Item 1.01. | Entry into a Material Definitive Agreement. |
On August 5, 2021, Westlake Chemical Corporation (the “Company”) entered into an underwriting agreement (the “Underwriting Agreement”) with Deutsche Bank Securities Inc., BofA Securities, Inc., Citigroup Global Markets Inc., J.P. Morgan Securities LLC and Wells Fargo Securities, LLC, for themselves and as representatives of the other underwriters named therein (the “Underwriters”), with respect to the issuance and sale in an underwritten public offering (the “Offering”) by the Company of $300,000,000 aggregate principal amount of its 0.875% senior notes due 2024, $350,000,000 aggregate principal amount of its 2.875% senior notes due 2041, $600,000,000 aggregate principal amount of its 3.125% senior notes due 2051 and $450,000,000 aggregate principal amount of its 3.375% senior notes due 2061 (collectively, the “Notes”) pursuant to the Company’s registration statement on Form S-3 (File No. 333-234573), as amended. The Offering is expected to close on August 19, 2021, subject to customary closing conditions.
The Underwriting Agreement contains customary representations, warranties and agreements of the Company, and customary conditions to closing, obligations of the parties and termination provisions.

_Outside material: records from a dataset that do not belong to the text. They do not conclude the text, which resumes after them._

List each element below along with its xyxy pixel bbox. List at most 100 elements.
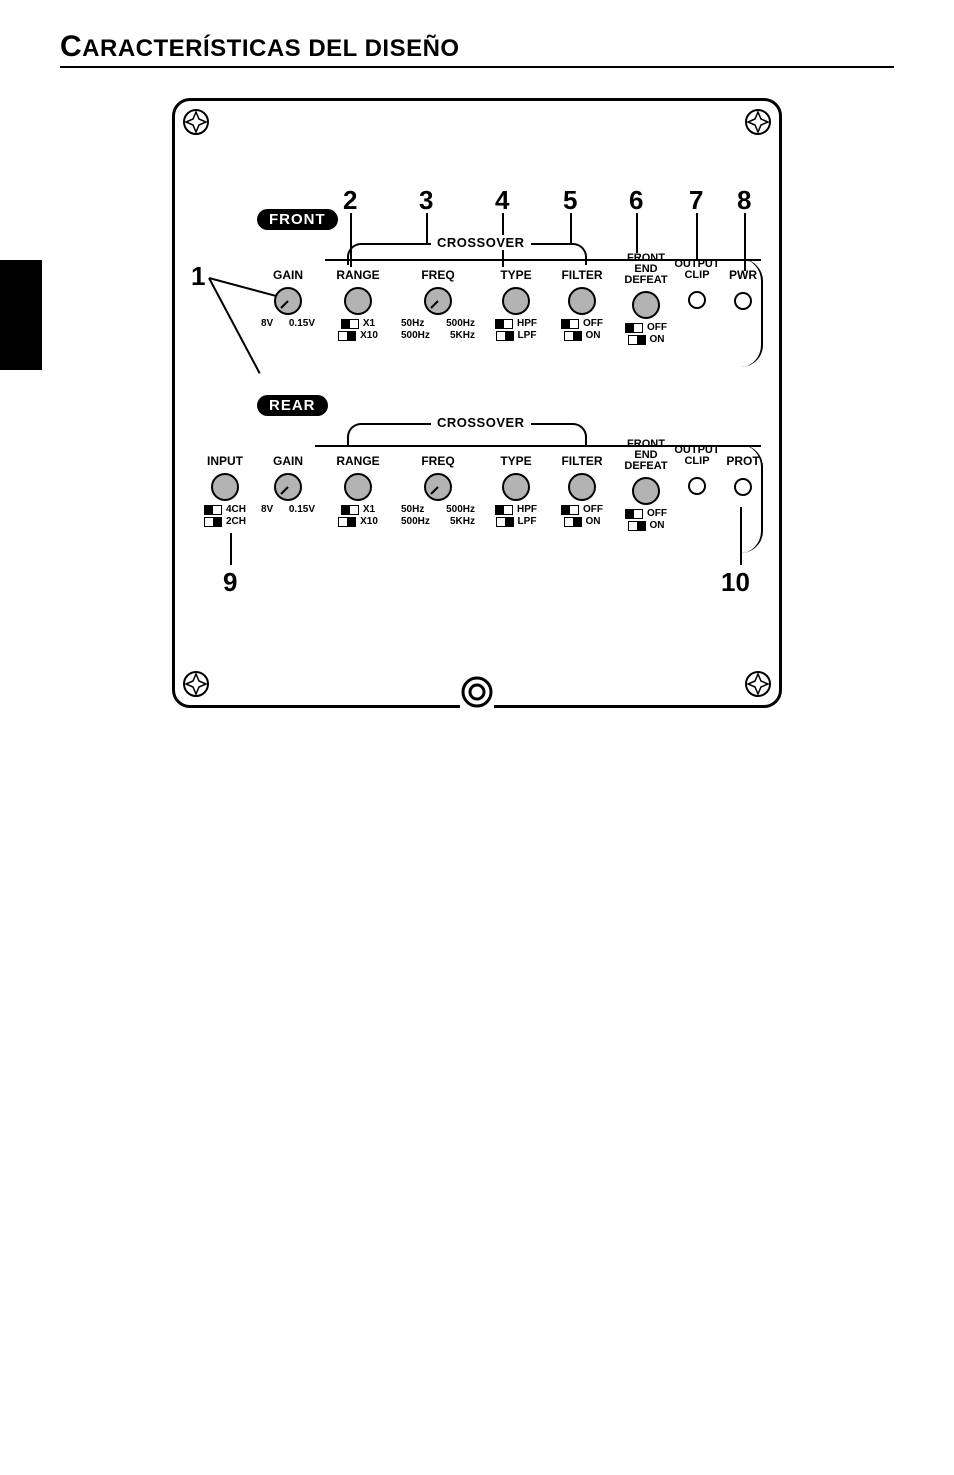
switch-icon (338, 331, 356, 341)
bottom-hole-icon (460, 675, 494, 709)
switch-icon (341, 319, 359, 329)
led-icon (688, 477, 706, 495)
defeat-on: ON (650, 334, 665, 346)
knob-icon[interactable] (343, 472, 373, 502)
knob-icon[interactable] (423, 472, 453, 502)
screw-icon (183, 671, 209, 697)
type-hpf: HPF (517, 318, 537, 330)
freq-r2l: 500Hz (401, 330, 430, 342)
screw-icon (745, 671, 771, 697)
input-2ch: 2CH (226, 516, 246, 528)
filter-off: OFF (583, 318, 603, 330)
knob-icon[interactable] (501, 286, 531, 316)
callout-9: 9 (223, 567, 237, 598)
mask (197, 442, 315, 448)
front-freq: FREQ 50Hz500Hz 500Hz5KHz (395, 269, 481, 342)
freq-r1l: 50Hz (401, 504, 424, 516)
switch-icon (496, 331, 514, 341)
gain-min: 8V (261, 504, 273, 516)
switch-icon (204, 505, 222, 515)
prot-label: PROT (721, 455, 765, 468)
title-rest: ARACTERÍSTICAS DEL DISEÑO (82, 35, 459, 62)
led-icon (688, 291, 706, 309)
led-icon (734, 478, 752, 496)
crossover-label-rear: CROSSOVER (431, 415, 531, 430)
freq-label: FREQ (395, 455, 481, 468)
mask (255, 256, 325, 262)
crossover-label-front: CROSSOVER (431, 235, 531, 250)
rear-freq: FREQ 50Hz500Hz 500Hz5KHz (395, 455, 481, 528)
knob-icon[interactable] (273, 472, 303, 502)
knob-icon[interactable] (273, 286, 303, 316)
rear-clip: OUTPUTCLIP (673, 445, 721, 495)
front-range: RANGE X1 X10 (325, 269, 391, 342)
knob-icon[interactable] (631, 290, 661, 320)
gain-max: 0.15V (289, 504, 315, 516)
rear-input: INPUT 4CH 2CH (195, 455, 255, 528)
switch-icon (625, 323, 643, 333)
type-label: TYPE (483, 269, 549, 282)
rear-gain: GAIN 8V 0.15V (255, 455, 321, 516)
rear-filter: FILTER OFF ON (549, 455, 615, 528)
front-type: TYPE HPF LPF (483, 269, 549, 342)
callout-8: 8 (737, 185, 751, 216)
callout-4: 4 (495, 185, 509, 216)
range-x1: X1 (363, 318, 375, 330)
knob-icon[interactable] (343, 286, 373, 316)
freq-r2r: 5KHz (450, 330, 475, 342)
rear-type: TYPE HPF LPF (483, 455, 549, 528)
defeat-label: FRONTENDDEFEAT (613, 439, 679, 472)
switch-icon (495, 505, 513, 515)
range-x10: X10 (360, 516, 378, 528)
screw-icon (745, 109, 771, 135)
switch-icon (628, 521, 646, 531)
side-tab (0, 260, 42, 370)
led-icon (734, 292, 752, 310)
gain-label: GAIN (255, 455, 321, 468)
freq-r1l: 50Hz (401, 318, 424, 330)
rear-range: RANGE X1 X10 (325, 455, 391, 528)
callout-7: 7 (689, 185, 703, 216)
callout-5: 5 (563, 185, 577, 216)
switch-icon (561, 319, 579, 329)
knob-icon[interactable] (210, 472, 240, 502)
type-hpf: HPF (517, 504, 537, 516)
page-title: CARACTERÍSTICAS DEL DISEÑO (60, 35, 460, 62)
knob-icon[interactable] (631, 476, 661, 506)
defeat-off: OFF (647, 322, 667, 334)
rear-pill: REAR (257, 395, 328, 416)
callout-10: 10 (721, 567, 750, 598)
leader-line (208, 278, 260, 374)
front-frame-top (325, 219, 761, 227)
clip-label: OUTPUTCLIP (673, 445, 721, 467)
page: CARACTERÍSTICAS DEL DISEÑO 2 3 4 5 6 7 8 (0, 0, 954, 1475)
freq-r2r: 5KHz (450, 516, 475, 528)
switch-icon (564, 331, 582, 341)
amp-panel: 2 3 4 5 6 7 8 1 9 10 FRONT (172, 98, 782, 708)
range-label: RANGE (325, 455, 391, 468)
type-lpf: LPF (518, 516, 537, 528)
gain-min: 8V (261, 318, 273, 330)
range-label: RANGE (325, 269, 391, 282)
filter-on: ON (586, 516, 601, 528)
rear-prot: PROT (721, 455, 765, 496)
title-underline: CARACTERÍSTICAS DEL DISEÑO (60, 30, 894, 68)
knob-icon[interactable] (423, 286, 453, 316)
gain-max: 0.15V (289, 318, 315, 330)
input-label: INPUT (195, 455, 255, 468)
knob-icon[interactable] (567, 472, 597, 502)
front-clip: OUTPUTCLIP (673, 259, 721, 309)
callout-3: 3 (419, 185, 433, 216)
range-x1: X1 (363, 504, 375, 516)
knob-icon[interactable] (501, 472, 531, 502)
switch-icon (496, 517, 514, 527)
rear-defeat: FRONTENDDEFEAT OFF ON (613, 439, 679, 532)
freq-r1r: 500Hz (446, 318, 475, 330)
switch-icon (561, 505, 579, 515)
front-filter: FILTER OFF ON (549, 269, 615, 342)
switch-icon (341, 505, 359, 515)
gain-label: GAIN (255, 269, 321, 282)
callout-2: 2 (343, 185, 357, 216)
knob-icon[interactable] (567, 286, 597, 316)
switch-icon (628, 335, 646, 345)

The Company has agreed to indemnify the Underwriters against certain liabilities, including liabilities under the Securities Act of 1933, as amended (the “Securities Act”), or to contribute to payments the Underwriters may be required to make because of any of those liabilities.

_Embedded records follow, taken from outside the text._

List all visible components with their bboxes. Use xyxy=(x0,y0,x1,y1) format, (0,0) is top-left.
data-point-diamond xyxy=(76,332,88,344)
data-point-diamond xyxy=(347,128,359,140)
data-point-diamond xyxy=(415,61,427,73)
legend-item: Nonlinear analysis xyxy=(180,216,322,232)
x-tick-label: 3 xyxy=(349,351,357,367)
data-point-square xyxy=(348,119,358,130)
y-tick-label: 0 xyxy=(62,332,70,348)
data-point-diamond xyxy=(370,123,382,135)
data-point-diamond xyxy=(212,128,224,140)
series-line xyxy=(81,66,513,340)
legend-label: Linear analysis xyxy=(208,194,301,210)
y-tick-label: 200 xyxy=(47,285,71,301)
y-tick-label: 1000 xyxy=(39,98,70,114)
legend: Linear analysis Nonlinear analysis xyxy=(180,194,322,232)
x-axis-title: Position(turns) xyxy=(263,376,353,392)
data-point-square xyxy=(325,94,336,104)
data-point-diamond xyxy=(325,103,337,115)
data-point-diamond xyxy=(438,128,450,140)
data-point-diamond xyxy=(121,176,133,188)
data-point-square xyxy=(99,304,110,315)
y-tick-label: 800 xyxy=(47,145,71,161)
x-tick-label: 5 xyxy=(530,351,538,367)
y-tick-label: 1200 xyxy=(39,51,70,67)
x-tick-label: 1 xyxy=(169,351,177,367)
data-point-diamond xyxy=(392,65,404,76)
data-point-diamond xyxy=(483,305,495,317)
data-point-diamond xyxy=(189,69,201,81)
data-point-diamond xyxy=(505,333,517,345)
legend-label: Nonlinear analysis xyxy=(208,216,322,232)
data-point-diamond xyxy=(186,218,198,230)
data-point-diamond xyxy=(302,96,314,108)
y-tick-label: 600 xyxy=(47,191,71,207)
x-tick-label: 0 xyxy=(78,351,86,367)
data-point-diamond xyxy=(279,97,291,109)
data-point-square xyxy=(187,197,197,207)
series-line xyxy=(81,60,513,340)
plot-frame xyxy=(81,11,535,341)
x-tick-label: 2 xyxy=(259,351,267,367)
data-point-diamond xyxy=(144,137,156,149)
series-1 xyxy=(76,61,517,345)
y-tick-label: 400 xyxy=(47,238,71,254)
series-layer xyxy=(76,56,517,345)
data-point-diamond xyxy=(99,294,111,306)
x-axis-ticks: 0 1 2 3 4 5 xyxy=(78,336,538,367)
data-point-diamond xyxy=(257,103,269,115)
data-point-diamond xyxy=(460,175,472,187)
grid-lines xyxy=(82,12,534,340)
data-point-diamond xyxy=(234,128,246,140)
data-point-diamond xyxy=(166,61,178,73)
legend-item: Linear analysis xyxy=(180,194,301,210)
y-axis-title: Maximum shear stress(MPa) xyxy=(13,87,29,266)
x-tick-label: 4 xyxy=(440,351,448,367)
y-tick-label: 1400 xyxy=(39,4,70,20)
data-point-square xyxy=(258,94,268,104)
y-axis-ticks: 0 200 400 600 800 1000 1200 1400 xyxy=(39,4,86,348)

The Company expects to receive net proceeds (after deducting underwriting discounts and commissions, but before paying offering expenses payable by the Company) from the Offering of approximately $1.65 billion. As described in the preliminary prospectus supplement filed in connection with the Offering, the Company intends to use the net proceeds from the Offering to fund a portion of the purchase price of its pending acquisitions (the “Acquisitions”) of 100% of the issued and outstanding equity interests of (i) certain subsidiaries of Boral Industries Inc. engaged in Boral Limited’s North American building products businesses in roofing, siding, trim and shutters, decorative stone and windows for a purchase price of $2.15 billion in cash, subject to certain post-closing adjustments, (ii) Lasco Fittings, Inc. for a purchase price of $252.5 million in cash, subject to certain post-closing adjustments, and (iii) DX Acquisition Corp. for a purchase price of $170.0 million in cash, subject to certain post-closing adjustments, and to pay related fees and expenses. The Offering is not contingent upon the consummation of any of the Acquisitions. However, if the Company does not consummate an Acquisition under specified circumstances, the Company will be required to redeem all of the outstanding Notes of the applicable series at a redemption price equal to 101% of the principal amount of the Notes of such series being redeemed, plus accrued and unpaid interest, if any, to, but not including, the date of such redemption.
The foregoing description of the Underwriting Agreement is not complete and is qualified in its entirety by reference to the full text of the Underwriting Agreement, which is attached as Exhibit 1.1 to this Current Report on Form 8-K and incorporated by reference herein.
The statements in this Current Report on Form 8-K that are not historical facts, but forward-looking statements, including the closing of the Offering and the use of proceeds therefrom, could be adversely affected by a variety of known and unknown risks, uncertainties and other factors that are difficult to predict and many of which are beyond the Company’s control. The Company’s expectations may or may not be realized or may be based upon assumptions or judgments that prove to be incorrect. For more detailed information about the factors that could cause actual results to differ materially from such forward-looking statements, please refer to the Company’s Annual Report on Form 10-K for the fiscal year ended December 31, 2020, the Company’s Quarterly Reports on Form 10-Q for the quarterly periods ended March 31, 2021 and June 30, 2021, the preliminary prospectus supplement and accompanying base prospectus relating to the Offering and the Company’s other filings with the Securities and Exchange Commission.
Item 7.01. | Regulation FD Disclosure. |
On August 5, 2021, the Company issued a press release announcing the commencement of the Offering. A copy of the press release is furnished with this Current Report on Form 8-K as Exhibit 99.1.
On August 5, 2021, the Company issued a press release announcing the pricing of the Offering. A copy of the press release is furnished with this Current Report on Form 8-K as Exhibit 99.2.